= Philip Henman =

British transport entrepreneur

Philip Sydney Henman (1899–1986) was a British transport entrepreneur. He is best known today for being the creator of The Philip Henman Trust.

== Early life ==
At age 15, Henman was severely ill and found himself bedridden for a year with a fever and forced to leave his studies at Caterham School. After two years in the army, he spent a further two years queuing up at the dole office during The Great Depression that followed World War I. He then moved to London, where he found work running lighterage on two dilapidated ex-army barges on the River Thames.

== The General Lighterage Company ==
Over the next thirty years Henman used his experience in logistics to turn the fledgling The General Lighterage Company, started in 1922, into a public international transport company. It later became in 1957 The Transport Development Group and then a public limited company (PLC) in 1982 re-registered as the Transport Development Group plc. The company now has over 7,000 employees across Europe.

TDG Plc timeline

1922 The General Lighterage Co Ltd. was formed from the lighterage department of the London Cologne Steam Ship Company.

1950 Became a public limited company.

1957 Changed its name to Transport Development Group.

1982 Re-registered as a plc – Transport Development Group plc.

2000 Changed its name to TDG plc.

== The Philip Henman Trust ==
The original aims of the trust, since its inception in 1986, were to continue funding causes supported by Henman during his lifetime but its remit has since changed focus.

After ten years the trust's trustees felt a need to restructure and a consultant was brought in to recommend more effective grant making.
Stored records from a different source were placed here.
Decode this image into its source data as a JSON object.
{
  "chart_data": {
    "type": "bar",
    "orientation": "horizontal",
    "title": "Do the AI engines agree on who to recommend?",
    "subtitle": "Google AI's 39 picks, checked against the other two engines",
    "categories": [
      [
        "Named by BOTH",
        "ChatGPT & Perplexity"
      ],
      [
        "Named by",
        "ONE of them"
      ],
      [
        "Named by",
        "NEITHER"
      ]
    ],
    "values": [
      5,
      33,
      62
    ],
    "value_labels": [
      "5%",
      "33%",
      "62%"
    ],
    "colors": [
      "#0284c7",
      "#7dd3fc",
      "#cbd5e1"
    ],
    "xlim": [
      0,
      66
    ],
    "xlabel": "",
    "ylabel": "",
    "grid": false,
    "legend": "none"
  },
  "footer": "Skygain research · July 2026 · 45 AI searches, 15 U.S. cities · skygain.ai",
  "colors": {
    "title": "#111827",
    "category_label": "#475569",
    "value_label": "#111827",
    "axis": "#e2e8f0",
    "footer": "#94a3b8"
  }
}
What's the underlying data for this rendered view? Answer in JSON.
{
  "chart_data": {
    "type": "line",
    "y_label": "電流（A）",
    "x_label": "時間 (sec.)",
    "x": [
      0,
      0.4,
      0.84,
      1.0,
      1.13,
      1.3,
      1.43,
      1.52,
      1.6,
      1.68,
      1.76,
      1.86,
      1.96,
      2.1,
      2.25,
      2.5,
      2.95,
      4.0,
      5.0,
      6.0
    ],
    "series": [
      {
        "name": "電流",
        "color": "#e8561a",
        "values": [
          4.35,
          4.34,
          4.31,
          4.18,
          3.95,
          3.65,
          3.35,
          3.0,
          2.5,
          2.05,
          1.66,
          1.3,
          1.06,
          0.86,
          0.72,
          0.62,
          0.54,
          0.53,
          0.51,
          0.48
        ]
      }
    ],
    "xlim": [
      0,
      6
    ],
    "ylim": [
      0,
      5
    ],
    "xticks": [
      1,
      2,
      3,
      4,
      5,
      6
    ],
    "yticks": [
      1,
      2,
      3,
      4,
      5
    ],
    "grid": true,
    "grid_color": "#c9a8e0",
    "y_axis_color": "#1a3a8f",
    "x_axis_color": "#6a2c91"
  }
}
The trust now spends all its grant expenditure on long-term projects operated by major UK overseas development charities.

Henman was well known for his philanthropy. He took a personal interest in every cause he supported and today there are many memorials to his charity both in Britain and abroad. His list of Beneficiaries and benefactors, contained in a small diary that was discovered after his death, shows the enormous diversity of his interests and it is for this reason that the trust today has little restriction on the nature of the charities it will support.
It is still running till to this day.

== Other achievements ==
Henman was also a Dorking councillor, a Deputy Lord Lieutenant of Surrey, the High Sheriff of Surrey (1971), the vice president and an honorary fellow of the Chartered Institute of Transport, a patron of the Royal College of Surgeons, and a member of court of the Worshipful Company of Farmers, and he was given an honorary doctorate from the University of Surrey.